Bennet ought to feel terrible that the weather had worsened the following day, which hardly seemed possible, but instead was glad for the time he had with Prudence. He’d read to her again after breakfast, for a much longer period, and then she’d gone to help Mrs. Logan bake bread while Bennet had checked on the status of the coach.

While the vehicle was repaired and ready for travel, the roads were not. The rain slanted sideways, and the trees shook with every gust of wind.

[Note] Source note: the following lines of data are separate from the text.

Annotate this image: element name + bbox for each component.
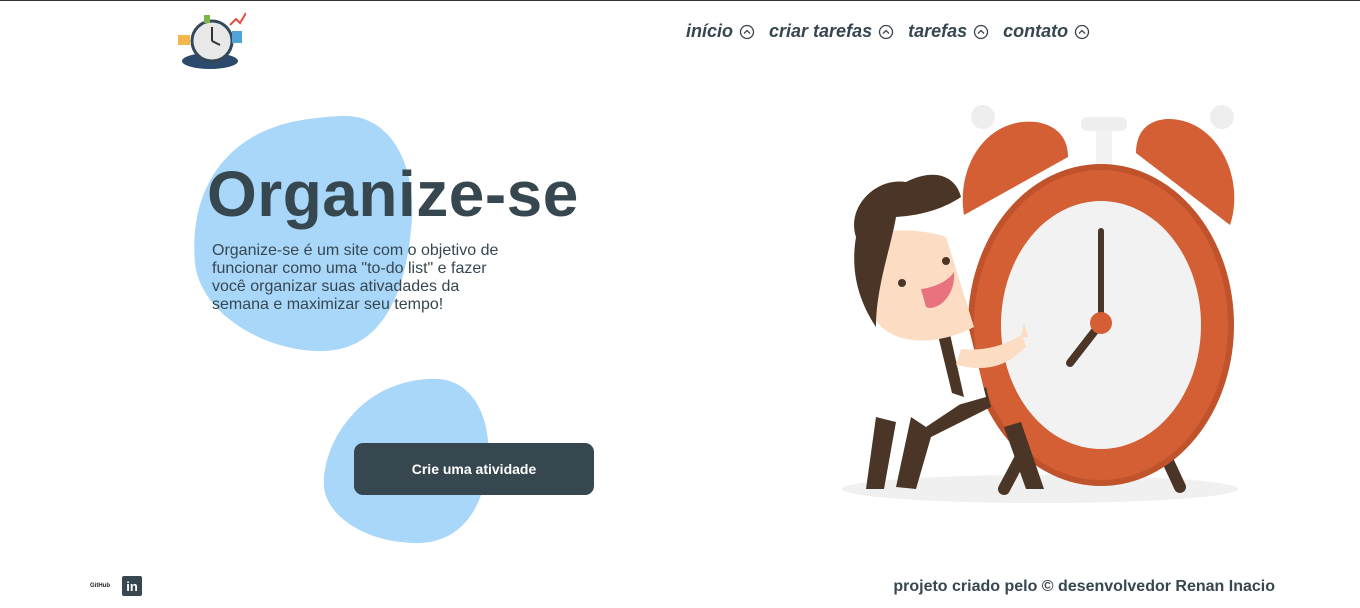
- chevron-up-circle-icon: [739, 24, 755, 39]
- github-link[interactable]: GitHub: [90, 583, 110, 589]
- linkedin-icon[interactable]: in: [122, 576, 142, 596]
- chevron-up-circle-icon: [973, 24, 989, 39]
- nav-label: contato: [1003, 21, 1069, 41]
- nav-item-inicio[interactable]: início: [686, 21, 755, 42]
- create-activity-button[interactable]: Crie uma atividade: [354, 443, 594, 495]
- site-logo[interactable]: [174, 11, 247, 73]
- nav-item-criar-tarefas[interactable]: criar tarefas: [769, 21, 894, 42]
- hero-blob: [194, 115, 413, 352]
- nav-label: tarefas: [908, 21, 968, 41]
- main-nav: início criar tarefas tarefas contato: [686, 21, 1090, 42]
- chevron-up-circle-icon: [1074, 24, 1090, 39]
- hero-title: Organize-se: [207, 158, 579, 230]
- footer-credits: projeto criado pelo © desenvolvedor Rena…: [893, 578, 1275, 595]
- nav-label: início: [686, 21, 734, 41]
- hero-description: Organize-se é um site com o objetivo de …: [212, 242, 499, 313]
- social-links: GitHub in: [90, 576, 142, 596]
- nav-item-tarefas[interactable]: tarefas: [908, 21, 989, 42]
- nav-label: criar tarefas: [769, 21, 873, 41]
- alarm-clock-illustration: [842, 105, 1238, 503]
- nav-item-contato[interactable]: contato: [1003, 21, 1090, 42]
- chevron-up-circle-icon: [878, 24, 894, 39]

“Bad luck with this weather, my lord,” the stable master said. He was a large, wide-shouldered man with thick, dark hair. “Even if it stops raining tomorrow, you’ll be stranded here waiting a few days for the road to dry out. We’re too close to the river, and it overflows its banks. The stable’s been flooded a time or two.”

“How awful.”

“Bloody inconvenient, begging your pardon, my lord. But it’s late enough in the season that it ought not be that bad.”

Ought not.

Bennet would cling to that, for as much as he was enjoying his time with Prudence, he knew she wanted to return to her life. Needed to. The longer she was away, the more difficult it became to explain her absence.

He still couldn’t quite grasp that she wanted to ask Lord Lucien for help. Bennet didn’t know him well and doubted he ever would. The man had personally delivered Bennet’s invitation to the Phoenix Club, however, and asked him to come that very night. Bennet now knew it was so he could dance with Cassandra. It was one of the reasons he’d felt confident in her interest in him. She’d gone to the trouble to have her brother invite him to his club. How could Bennet have not thought she was open to his courtship?

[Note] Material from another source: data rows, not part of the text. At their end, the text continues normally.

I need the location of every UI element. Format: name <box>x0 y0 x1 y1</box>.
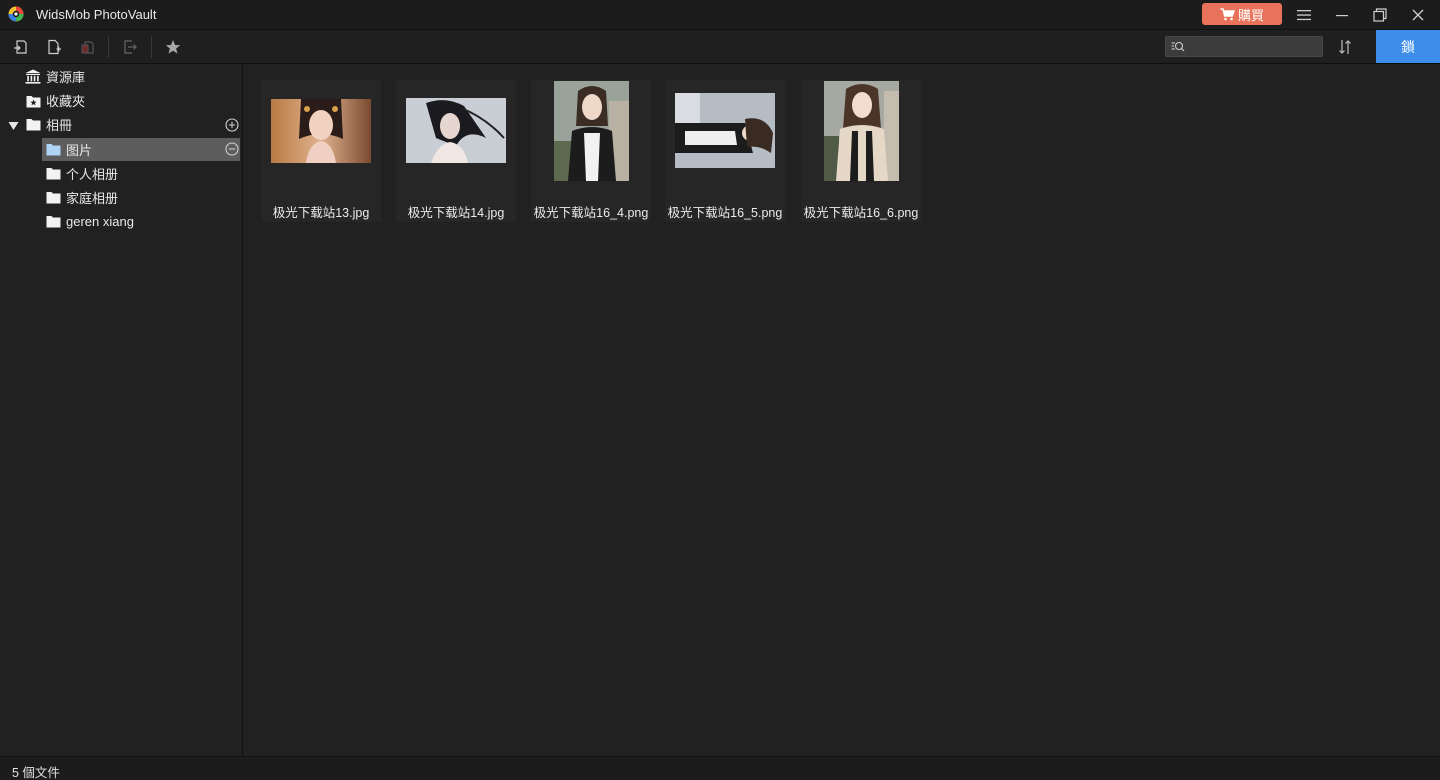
albums-expand-icon[interactable] <box>8 121 19 131</box>
sidebar: 資源庫 收藏夾 相冊 图片 个人相册 家庭相册 geren xiang <box>0 64 243 756</box>
album-label: 图片 <box>66 143 93 158</box>
hamburger-icon <box>1297 10 1311 21</box>
folder-icon <box>45 166 61 182</box>
buy-button[interactable]: 購買 <box>1202 3 1282 25</box>
photo-thumbnail <box>406 98 506 163</box>
import-file-button[interactable] <box>45 38 63 56</box>
thumbnail-item[interactable]: 极光下载站14.jpg <box>396 80 516 222</box>
menu-button[interactable] <box>1292 4 1316 26</box>
file-name: 极光下载站16_6.png <box>803 206 919 220</box>
albums-label: 相冊 <box>46 118 73 133</box>
sidebar-item-favorites[interactable]: 收藏夾 <box>25 89 85 112</box>
folder-icon <box>45 190 61 206</box>
album-label: 家庭相册 <box>66 191 119 206</box>
lock-label: 鎖 <box>1401 38 1415 55</box>
minimize-icon <box>1336 15 1348 17</box>
toolbar-divider <box>108 36 109 58</box>
photo-thumbnail <box>271 98 371 163</box>
sidebar-item-album-family[interactable]: 家庭相册 <box>45 186 118 209</box>
search-box[interactable] <box>1165 36 1323 57</box>
delete-file-icon <box>81 41 94 54</box>
thumbnail-item[interactable]: 极光下载站16_4.png <box>531 80 651 222</box>
minimize-button[interactable] <box>1330 4 1354 26</box>
library-icon <box>25 69 41 85</box>
photo-thumbnail <box>675 93 775 168</box>
photo-thumbnail <box>823 80 899 181</box>
app-title: WidsMob PhotoVault <box>36 7 157 22</box>
file-count: 5 個文件 <box>12 766 60 780</box>
import-folder-icon <box>14 40 27 54</box>
album-label: geren xiang <box>66 214 134 229</box>
toolbar-divider <box>151 36 152 58</box>
add-album-icon[interactable] <box>225 118 239 132</box>
star-icon <box>165 40 181 54</box>
thumbnail-item[interactable]: 极光下载站13.jpg <box>261 80 381 222</box>
import-folder-button[interactable] <box>12 38 30 56</box>
library-label: 資源庫 <box>46 70 86 85</box>
app-logo-icon <box>8 6 24 22</box>
restore-button[interactable] <box>1368 4 1392 26</box>
sidebar-item-album-personal[interactable]: 个人相册 <box>45 162 118 185</box>
favorites-label: 收藏夾 <box>46 94 86 109</box>
sidebar-item-album-pictures[interactable]: 图片 <box>42 138 240 161</box>
file-name: 极光下载站16_4.png <box>533 206 649 220</box>
favorite-button[interactable] <box>164 38 182 56</box>
albums-folder-icon <box>25 117 41 133</box>
file-name: 极光下载站13.jpg <box>272 206 370 220</box>
toolbar <box>0 30 1440 64</box>
thumbnail-grid: 极光下载站13.jpg 极光下载站14.jpg 极光下载站16_4.png 极光… <box>244 64 1440 756</box>
export-icon <box>124 40 137 54</box>
close-button[interactable] <box>1406 4 1430 26</box>
cart-icon <box>1220 7 1235 20</box>
thumbnail-item[interactable]: 极光下载站16_6.png <box>801 80 921 222</box>
sort-icon[interactable] <box>1336 38 1354 56</box>
album-label: 个人相册 <box>66 167 119 182</box>
remove-album-icon[interactable] <box>225 142 239 156</box>
file-name: 极光下载站16_5.png <box>667 206 783 220</box>
close-icon <box>1412 9 1424 21</box>
sidebar-item-library[interactable]: 資源庫 <box>25 65 85 88</box>
status-bar: 5 個文件 <box>0 756 1440 780</box>
photo-thumbnail <box>553 80 629 181</box>
folder-icon <box>45 142 61 158</box>
search-input[interactable] <box>1188 38 1318 55</box>
restore-icon <box>1373 8 1387 22</box>
title-bar: WidsMob PhotoVault 購買 <box>0 0 1440 30</box>
lock-button[interactable]: 鎖 <box>1376 30 1440 63</box>
favorites-folder-icon <box>25 93 41 109</box>
sidebar-item-album-geren[interactable]: geren xiang <box>45 210 134 233</box>
delete-button[interactable] <box>79 38 97 56</box>
export-button[interactable] <box>121 38 139 56</box>
sidebar-item-albums[interactable]: 相冊 <box>25 113 72 136</box>
import-file-icon <box>48 39 61 55</box>
search-icon <box>1171 41 1185 52</box>
buy-label: 購買 <box>1237 7 1264 23</box>
file-name: 极光下载站14.jpg <box>407 206 505 220</box>
thumbnail-item[interactable]: 极光下载站16_5.png <box>665 80 785 222</box>
folder-icon <box>45 214 61 230</box>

Anyway, he’d dragged his feet with her. If he hadn’t, they might already have been betrothed before her father had learned of Bennet’s financial problems. It would have been too late to back out.

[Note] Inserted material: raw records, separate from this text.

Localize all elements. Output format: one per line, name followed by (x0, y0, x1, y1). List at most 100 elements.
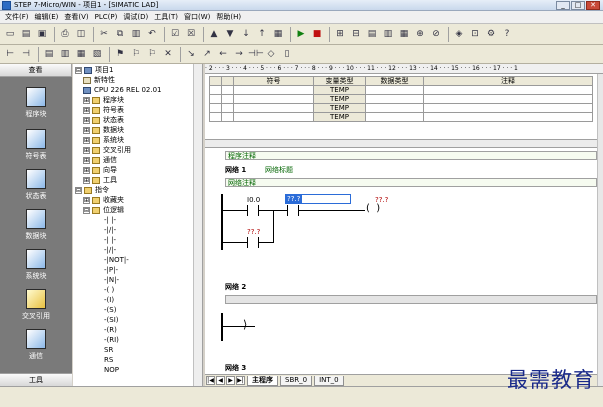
read-all-icon[interactable]: ◈ (452, 27, 466, 41)
tree-item[interactable]: -(S) (91, 306, 116, 315)
tree-item[interactable]: 新特性 (83, 76, 115, 85)
lock-icon[interactable]: ⊡ (468, 27, 482, 41)
tree-item[interactable]: -|P|- (91, 266, 118, 275)
var-table-scrollbar[interactable] (205, 140, 597, 148)
expander-icon[interactable]: ⊟ (75, 186, 82, 194)
tree-item[interactable]: ⊞ 向导 (83, 166, 117, 175)
tree-item[interactable]: ⊞ 程序块 (83, 96, 124, 105)
var-cell[interactable] (221, 103, 234, 113)
tree-item[interactable]: -( ) (91, 286, 114, 295)
coil-symbol[interactable]: ( ) (366, 203, 380, 214)
tree-item[interactable]: ⊞ 交叉引用 (83, 146, 131, 155)
tree-item[interactable]: SR (91, 346, 113, 355)
tree-item[interactable]: ⊞ 数据块 (83, 126, 124, 135)
var-row[interactable]: TEMP (209, 85, 593, 95)
chart-status-icon[interactable]: ▥ (381, 27, 395, 41)
run-icon[interactable]: ▶ (294, 27, 308, 41)
expander-icon[interactable]: ⊞ (83, 196, 90, 204)
tree-item[interactable]: -(SI) (91, 316, 119, 325)
bookmark-prev-icon[interactable]: ⚐ (145, 47, 159, 61)
var-cell[interactable]: TEMP (313, 103, 366, 113)
tree-item[interactable]: -(R) (91, 326, 117, 335)
tab-sbr0[interactable]: SBR_0 (280, 375, 313, 386)
fbd-view-icon[interactable]: ▥ (58, 47, 72, 61)
nav-data-block[interactable]: 数据块 (0, 209, 72, 241)
maximize-button[interactable]: □ (571, 1, 585, 10)
var-row[interactable]: TEMP (209, 103, 593, 113)
bookmark-toggle-icon[interactable]: ⚑ (113, 47, 127, 61)
tree-scrollbar[interactable] (193, 64, 202, 386)
var-cell[interactable] (209, 112, 222, 122)
var-cell[interactable] (423, 85, 593, 95)
ladder-view-icon[interactable]: ▤ (42, 47, 56, 61)
var-cell[interactable] (233, 85, 314, 95)
save-icon[interactable]: ▣ (35, 27, 49, 41)
tree-item[interactable]: RS (91, 356, 113, 365)
close-button[interactable]: ✕ (586, 1, 600, 10)
program-status-icon[interactable]: ⊞ (333, 27, 347, 41)
menu-help[interactable]: 帮助(H) (213, 11, 244, 24)
tree-item[interactable]: -| |- (91, 216, 116, 225)
menu-tools[interactable]: 工具(T) (151, 11, 181, 24)
tree-item[interactable]: ⊟ 指令 (75, 186, 109, 195)
expander-icon[interactable]: ⊟ (75, 66, 82, 74)
contact-insert-icon[interactable]: ⊣⊢ (248, 47, 264, 61)
box-insert-icon[interactable]: ▯ (280, 47, 294, 61)
var-cell[interactable] (365, 85, 424, 95)
cut-icon[interactable]: ✂ (97, 27, 111, 41)
tree-item[interactable]: NOP (91, 366, 119, 375)
stl-view-icon[interactable]: ▦ (74, 47, 88, 61)
tab-main-program[interactable]: 主程序 (247, 375, 278, 386)
tab-next-button[interactable]: ▶ (226, 376, 235, 385)
var-cell[interactable] (233, 103, 314, 113)
status-table-icon[interactable]: ▤ (365, 27, 379, 41)
delete-network-icon[interactable]: ⊣ (19, 47, 33, 61)
setup-icon[interactable]: ⚙ (484, 27, 498, 41)
new-icon[interactable]: ▭ (3, 27, 17, 41)
expander-icon[interactable]: ⊞ (83, 96, 90, 104)
var-cell[interactable] (423, 112, 593, 122)
expander-icon[interactable]: ⊞ (83, 136, 90, 144)
line-left-icon[interactable]: ← (216, 47, 230, 61)
print-preview-icon[interactable]: ◫ (74, 27, 88, 41)
compile-icon[interactable]: ☑ (168, 27, 182, 41)
stop-icon[interactable]: ■ (310, 27, 324, 41)
network-2-comment[interactable] (225, 295, 597, 304)
line-up-icon[interactable]: ↗ (200, 47, 214, 61)
expander-icon[interactable]: ⊞ (83, 126, 90, 134)
tab-int0[interactable]: INT_0 (314, 375, 344, 386)
menu-view[interactable]: 查看(V) (61, 11, 91, 24)
var-cell[interactable] (221, 112, 234, 122)
var-cell[interactable] (221, 94, 234, 104)
nav-symbol-table[interactable]: 符号表 (0, 129, 72, 161)
tree-item[interactable]: -|/|- (91, 226, 116, 235)
trend-icon[interactable]: ▦ (397, 27, 411, 41)
menu-file[interactable]: 文件(F) (2, 11, 32, 24)
tree-item[interactable]: ⊟ 项目1 (75, 66, 113, 75)
expander-icon[interactable]: ⊞ (83, 176, 90, 184)
copy-icon[interactable]: ⧉ (113, 27, 127, 41)
editor-vertical-scrollbar[interactable] (597, 74, 603, 386)
tree-item[interactable]: CPU 226 REL 02.01 (83, 86, 162, 95)
var-cell[interactable] (221, 85, 234, 95)
upload-icon[interactable]: ▲ (207, 27, 221, 41)
expander-icon[interactable]: ⊞ (83, 116, 90, 124)
tree-item[interactable]: -|N|- (91, 276, 119, 285)
nav-status-table[interactable]: 状态表 (0, 169, 72, 201)
var-row[interactable]: TEMP (209, 94, 593, 104)
tree-item[interactable]: ⊞ 通信 (83, 156, 117, 165)
tab-first-button[interactable]: |◀ (206, 376, 215, 385)
nav-system-block[interactable]: 系统块 (0, 249, 72, 281)
ladder-editor[interactable]: 程序注释 网络 1 网络标题 网络注释 I0.0 ??.? ??.? ( ) ?… (205, 148, 597, 374)
coil-insert-icon[interactable]: ◇ (264, 47, 278, 61)
tree-item[interactable]: -|/|- (91, 246, 116, 255)
download-icon[interactable]: ▼ (223, 27, 237, 41)
compile-all-icon[interactable]: ☒ (184, 27, 198, 41)
sort-desc-icon[interactable]: ↑ (255, 27, 269, 41)
var-cell[interactable]: TEMP (313, 112, 366, 122)
expander-icon[interactable]: ⊞ (83, 166, 90, 174)
tree-item[interactable]: ⊞ 收藏夹 (83, 196, 124, 205)
var-cell[interactable] (233, 112, 314, 122)
tree-item[interactable]: ⊞ 工具 (83, 176, 117, 185)
unforce-icon[interactable]: ⊘ (429, 27, 443, 41)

Why had he hesitated? Because as much as he needed to marry, he didn’t particularly want to. A wife would have to understand—and accept—certain things, which meant him revealing that which he could not.

It was a bloody tangle, but then everything to do with his father and family was.

“I appreciate you repairing the coach,” Bennet said to the stable master.

“My pleasure, my lord. Though, I’d have words with your head groom or whoever oversees your equipage. Your coach was in need of a great deal of maintenance.”

Bennet smiled to mask the reality—that Tom, his coachman, was well aware of the state of things and that he did his best to maintain everything given the complete lack of funds to do so. “I’ll do that, thank you.”

Despite dashing across the yard to the house, he was quite wet when he stepped inside. He removed his hat and shook it off, then did the same with his coat, hanging both on a rack near the door.

He probably shouldn’t wander around half-dressed, but he’d done it before—that first morning after they’d arrived. And his coat was wet. Grabbing it from the hook, he took it to their table near the fire and hung it over the back of his chair, then turned it toward the hearth so it could dry more quickly. Bennet rubbed his hands together and soaked in the warmth from the fire.